É tudo isto, a Madeirensidade. Não só (mas também) dos Poios e dos Xavelhas, das Levadas, dos Rocheiros e da Laurissilva - e de tantos outros elementos que aqui não cabem - até aos legítimos representantes do Povo Madeirense, por ele eleitos ao longo dos séculos, passando pela diáspora e por todos aqueles que, erguendo a sua voz e/ou trabalhando arduamente, contribuíram para construir um espaço arquipelágico. Um arquipélago que, sendo Portugal, também assume historicamente uma Autonomia conquistada, que pretende desenvolver e reforçar (como sempre, desde há mais de dois séculos), fundada num sentimento e consolidada na legitimidade de ser diferente. Que tem um passado e um presente, substantivos e com reflexos políticos, jurídicos, sociais e económicos. E aos quais, por ser essa a natureza das coisas, não se pode negar um futuro.

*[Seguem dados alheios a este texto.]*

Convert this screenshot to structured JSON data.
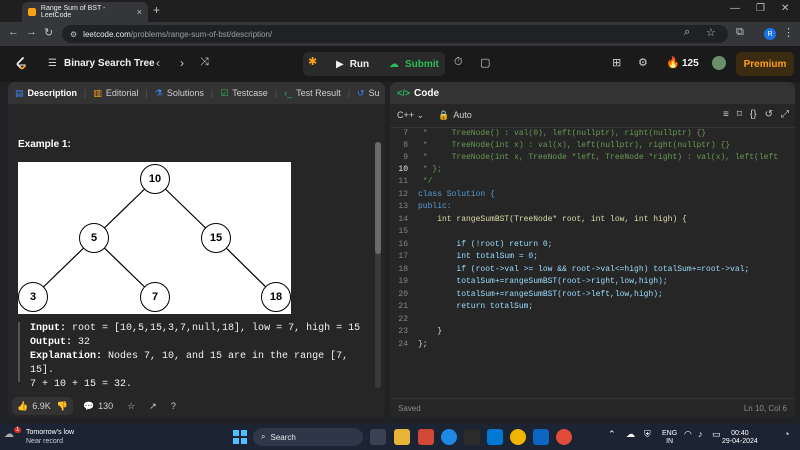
{
  "browser": {
    "tab_title": "Range Sum of BST - LeetCode",
    "tab_close": "×",
    "new_tab": "+",
    "url_host": "leetcode.com",
    "url_path": "/problems/range-sum-of-bst/description/",
    "profile_initial": "R"
  },
  "lc_nav": {
    "problem_list_title": "Binary Search Tree",
    "run_label": "Run",
    "submit_label": "Submit",
    "streak_count": "125",
    "premium_label": "Premium"
  },
  "left_tabs": [
    {
      "label": "Description"
    },
    {
      "label": "Editorial"
    },
    {
      "label": "Solutions"
    },
    {
      "label": "Testcase"
    },
    {
      "label": "Test Result"
    },
    {
      "label": "Su"
    }
  ],
  "example": {
    "title": "Example 1:",
    "tree_nodes": [
      "10",
      "5",
      "15",
      "3",
      "7",
      "18"
    ],
    "input_label": "Input:",
    "input_value": "root = [10,5,15,3,7,null,18], low = 7, high = 15",
    "output_label": "Output:",
    "output_value": "32",
    "explanation_label": "Explanation:",
    "explanation_line1": "Nodes 7, 10, and 15 are in the range [7, 15].",
    "explanation_line2": "7 + 10 + 15 = 32."
  },
  "reactions": {
    "likes": "6.9K",
    "comments": "130"
  },
  "editor": {
    "title": "Code",
    "language": "C++",
    "autosave": "Auto",
    "status_saved": "Saved",
    "cursor_pos": "Ln 10, Col 6",
    "lines": [
      {
        "no": "",
        "text": ""
      },
      {
        "no": "7",
        "text": " *     TreeNode() : val(0), left(nullptr), right(nullptr) {}"
      },
      {
        "no": "8",
        "text": " *     TreeNode(int x) : val(x), left(nullptr), right(nullptr) {}"
      },
      {
        "no": "9",
        "text": " *     TreeNode(int x, TreeNode *left, TreeNode *right) : val(x), left(left"
      },
      {
        "no": "10",
        "text": " * };"
      },
      {
        "no": "11",
        "text": " */"
      },
      {
        "no": "12",
        "text": "class Solution {"
      },
      {
        "no": "13",
        "text": "public:"
      },
      {
        "no": "14",
        "text": "    int rangeSumBST(TreeNode* root, int low, int high) {"
      },
      {
        "no": "15",
        "text": ""
      },
      {
        "no": "16",
        "text": "        if (!root) return 0;"
      },
      {
        "no": "17",
        "text": "        int totalSum = 0;"
      },
      {
        "no": "18",
        "text": "        if (root->val >= low && root->val<=high) totalSum+=root->val;"
      },
      {
        "no": "19",
        "text": "        totalSum+=rangeSumBST(root->right,low,high);"
      },
      {
        "no": "20",
        "text": "        totalSum+=rangeSumBST(root->left,low,high);"
      },
      {
        "no": "21",
        "text": "        return totalSum;"
      },
      {
        "no": "22",
        "text": ""
      },
      {
        "no": "23",
        "text": "    }"
      },
      {
        "no": "24",
        "text": "};"
      }
    ]
  },
  "taskbar": {
    "weather_title": "Tomorrow's low",
    "weather_sub": "Near record",
    "weather_badge": "1",
    "search_label": "Search",
    "lang_line1": "ENG",
    "lang_line2": "IN",
    "time": "00:40",
    "date": "29-04-2024"
  },
  "colors": {
    "accent_green": "#2cbb5d",
    "accent_orange": "#ffa116",
    "panel_bg": "#262626"
  }
}
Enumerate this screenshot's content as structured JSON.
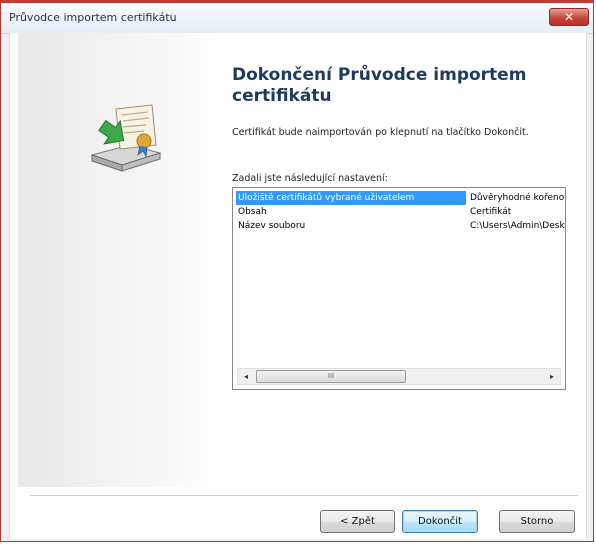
{
  "window": {
    "title": "Průvodce importem certifikátu",
    "close_symbol": "✕"
  },
  "icons": {
    "certificate": "certificate-import-icon"
  },
  "main": {
    "heading": "Dokončení Průvodce importem certifikátu",
    "description": "Certifikát bude naimportován po klepnutí na tlačítko Dokončit.",
    "settings_label": "Zadali jste následující nastavení:",
    "settings": [
      {
        "name": "Uložiště certifikátů vybrané uživatelem",
        "value": "Důvěryhodné kořenové",
        "selected": true
      },
      {
        "name": "Obsah",
        "value": "Certifikát",
        "selected": false
      },
      {
        "name": "Název souboru",
        "value": "C:\\Users\\Admin\\Desktop",
        "selected": false
      }
    ],
    "scroll_thumb_glyph": "III",
    "scroll_left": "◂",
    "scroll_right": "▸"
  },
  "buttons": {
    "back": "< Zpět",
    "finish": "Dokončit",
    "cancel": "Storno"
  },
  "colors": {
    "selection": "#3399ff",
    "heading": "#1e3a5f",
    "close_button": "#c6463a"
  }
}
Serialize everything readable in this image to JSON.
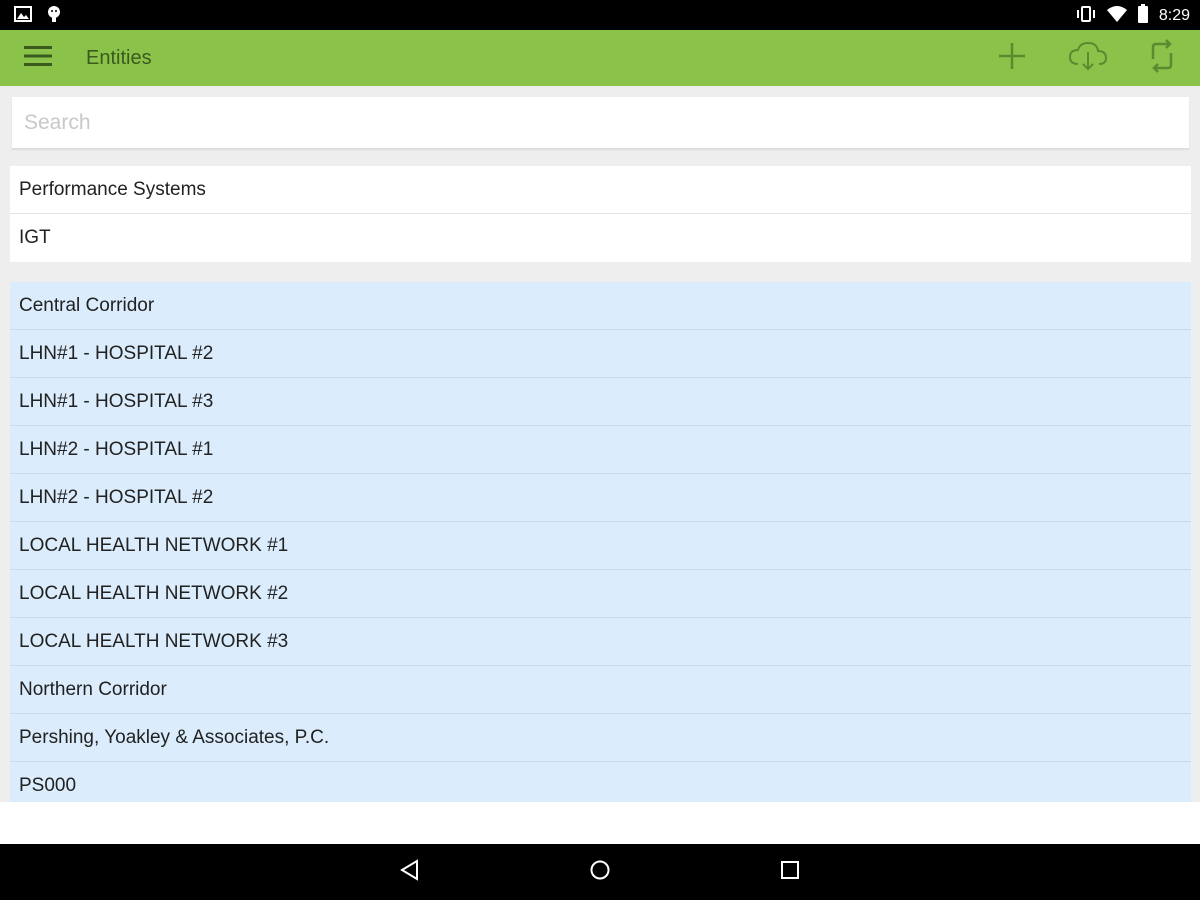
{
  "status_bar": {
    "time": "8:29",
    "left_icons": [
      "image-notification-icon",
      "android-notification-icon"
    ],
    "right_icons": [
      "vibrate-icon",
      "wifi-icon",
      "battery-icon"
    ]
  },
  "app_bar": {
    "title": "Entities",
    "menu_icon": "hamburger-menu-icon",
    "actions": [
      "add-icon",
      "cloud-download-icon",
      "sync-icon"
    ],
    "color": "#8bc34a"
  },
  "search": {
    "placeholder": "Search",
    "value": ""
  },
  "top_list": {
    "items": [
      "Performance Systems",
      "IGT"
    ]
  },
  "main_list": {
    "highlight_color": "#dbecfc",
    "items": [
      "Central Corridor",
      "LHN#1 - HOSPITAL #2",
      "LHN#1 - HOSPITAL #3",
      "LHN#2 - HOSPITAL #1",
      "LHN#2 - HOSPITAL #2",
      "LOCAL HEALTH NETWORK #1",
      "LOCAL HEALTH NETWORK #2",
      "LOCAL HEALTH NETWORK #3",
      "Northern Corridor",
      "Pershing, Yoakley & Associates, P.C.",
      "PS000"
    ]
  },
  "nav_bar": {
    "buttons": [
      "back-icon",
      "home-icon",
      "recents-icon"
    ]
  }
}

Falar de Madeirensidade é ter consciência da correlação e reciprocidade de contributos e elementos, dados por diversas áreas do saber que se ocupam da realidade madeirense e da definição da sua existência (da Literatura à Biologia, passando pela Linguística, Etnografia, Geografia, Antropologia, entre outras). Mas sem que a sua construção assente em perspectivas redutoras, em elementos determinantes, em teses essencialistas ou em supostas especificidades biológicas, embora estes sejam argumentos que também não podem ser ignorados. Hoje, a definição de Identidade não se entende de uma forma monolítica, mas sim heterogénea e dinâmica – e sempre agregadora.
O caminho é árduo e só pode ser feito com pequenos passos. Evitando equívocos e combatendo a ignorância, com a certeza de que existem riscos, potenciados pela complexidade do assunto. Mas só assim se constrói uma Identidade, no tempo e no espaço. Daí a importância (não exclusiva) da História, do conhecimento que esta fornece e da relevância da sua divulgação. Desde os primeiros níveis de ensino, a exigir educadores e docentes preparados.

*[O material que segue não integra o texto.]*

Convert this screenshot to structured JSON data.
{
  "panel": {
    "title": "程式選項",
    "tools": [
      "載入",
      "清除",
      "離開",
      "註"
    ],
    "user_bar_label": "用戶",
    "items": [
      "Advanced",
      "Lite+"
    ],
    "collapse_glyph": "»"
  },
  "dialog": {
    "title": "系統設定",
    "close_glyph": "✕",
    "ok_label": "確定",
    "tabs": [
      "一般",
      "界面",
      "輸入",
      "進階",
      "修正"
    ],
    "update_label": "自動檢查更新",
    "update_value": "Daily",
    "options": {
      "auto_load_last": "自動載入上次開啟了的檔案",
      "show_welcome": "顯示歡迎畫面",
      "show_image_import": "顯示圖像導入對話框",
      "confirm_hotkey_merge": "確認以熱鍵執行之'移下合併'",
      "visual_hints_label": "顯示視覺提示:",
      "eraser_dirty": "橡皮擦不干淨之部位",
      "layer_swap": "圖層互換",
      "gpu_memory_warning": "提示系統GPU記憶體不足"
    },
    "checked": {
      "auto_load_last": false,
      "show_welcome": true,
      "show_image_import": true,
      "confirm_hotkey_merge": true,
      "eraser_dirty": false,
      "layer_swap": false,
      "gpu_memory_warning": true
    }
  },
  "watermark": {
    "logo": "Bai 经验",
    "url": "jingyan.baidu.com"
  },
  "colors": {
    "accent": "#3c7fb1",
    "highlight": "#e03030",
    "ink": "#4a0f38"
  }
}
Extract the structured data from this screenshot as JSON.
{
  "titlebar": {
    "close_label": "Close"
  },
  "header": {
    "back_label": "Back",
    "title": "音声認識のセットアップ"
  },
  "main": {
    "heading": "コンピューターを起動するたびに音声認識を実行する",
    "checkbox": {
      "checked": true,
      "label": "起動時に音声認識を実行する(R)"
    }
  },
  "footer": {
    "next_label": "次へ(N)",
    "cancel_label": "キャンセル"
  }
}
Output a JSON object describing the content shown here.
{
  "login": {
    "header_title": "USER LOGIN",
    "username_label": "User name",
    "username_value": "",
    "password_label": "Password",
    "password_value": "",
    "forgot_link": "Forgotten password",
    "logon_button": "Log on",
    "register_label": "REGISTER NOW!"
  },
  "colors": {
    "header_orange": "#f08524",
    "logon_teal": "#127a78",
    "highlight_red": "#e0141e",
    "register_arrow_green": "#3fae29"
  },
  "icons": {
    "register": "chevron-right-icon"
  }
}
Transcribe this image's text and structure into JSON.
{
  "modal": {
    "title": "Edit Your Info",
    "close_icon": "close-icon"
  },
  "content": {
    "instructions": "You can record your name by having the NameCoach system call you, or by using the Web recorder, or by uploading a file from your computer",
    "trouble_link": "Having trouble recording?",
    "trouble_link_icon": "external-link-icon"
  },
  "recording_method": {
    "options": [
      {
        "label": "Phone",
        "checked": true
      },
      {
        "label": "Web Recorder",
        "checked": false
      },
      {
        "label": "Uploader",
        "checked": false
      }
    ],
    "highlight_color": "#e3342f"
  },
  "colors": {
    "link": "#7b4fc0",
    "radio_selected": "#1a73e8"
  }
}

Resta perguntar: então, porque não se utiliza com mais frequência, ao ponto de se tornar comum a sua verbalização, o termo Madeirensidade, como se faz, por exemplo, com Portugalidade, com Açorianidade ou até com Cabo-verdianidade? Será medo, vergonha ou preconceito? O leitor, avisado, que conclua.

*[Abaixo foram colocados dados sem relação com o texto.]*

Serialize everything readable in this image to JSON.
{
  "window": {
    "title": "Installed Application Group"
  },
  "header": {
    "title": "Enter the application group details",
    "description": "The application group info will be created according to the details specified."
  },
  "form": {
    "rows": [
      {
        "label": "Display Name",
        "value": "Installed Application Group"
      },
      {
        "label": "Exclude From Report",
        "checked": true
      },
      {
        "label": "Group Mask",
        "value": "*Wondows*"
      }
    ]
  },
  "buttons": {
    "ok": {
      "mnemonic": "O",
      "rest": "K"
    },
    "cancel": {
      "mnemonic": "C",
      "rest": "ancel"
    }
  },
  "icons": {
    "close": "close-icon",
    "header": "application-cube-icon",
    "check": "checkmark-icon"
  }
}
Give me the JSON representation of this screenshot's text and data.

Mas o que ainda me causa surpresa - em alguns casos, até um lamento – é verificar que a respeito de determinadas comunidades e espaços, onde predomina largamente o Madeirense ou onde persiste, de forma vincada a sua ancestralidade - a qual, aliás, é registada com elevado orgulho e distinção - se continue a preferir falar de Portugalidade em vez de Madeirensidade, quando é exactamente esta - a Madeirensidade - que os motiva e lhes dá a verdadeira especificidade identitária. Porquê? Bem, isso já será outra História.